1. Garcia-Manero G, Shan J, Faderl S, et al. A prognostic score for patients with lower risk myelodysplastic syndrome. Leukemia. 2008;22:538-543.

2. Kantarjian H, O’Brien S, Ravandi F, et al. Proposal for a new risk model in myelodysplastic syndrome that accounts for events not considered in the original International Prognostic Scoring System. Cancer. 2008;113:1351-1361.

3. Garcia-Manero G, Yang H, Bueso-Ramos C, et al. Phase 1 study of the histone deacetylase inhibitor vorinostat (suberoylanilide hydroxamic acid [SAHA]) in patients with advanced leukemias and myelodysplastic syndromes. Blood. 2008;111:1060-1066.

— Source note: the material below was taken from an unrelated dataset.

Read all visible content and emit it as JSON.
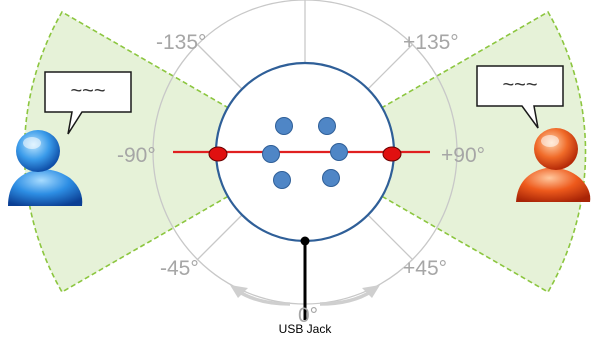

4. Kuendgen A, Strupp C, Aivado M, et al. Treatment of myelodysplastic syndromes with valproic acid alone or in combination with all-trans retinoic acid. Blood. 2004;104:1266-1269.

5. Garcia-Manero G, Kantarjian HM, Sanchez-Gonzalez B, et al. Phase 1/2 study of the combination of 5-aza-2’-deoxycytidine with valproic acid in patients with leukemia. Blood. 2006;108:3271-3279.

6. Soriano AO, Yang H, Faderl S, et al. Safety and clinical activity of the combination of 5-azacytidine, valproic acid, and all-trans retinoic acid in acute myeloid leukemia and myelodysplastic syndrome. Blood. 2007;110:2302-2308.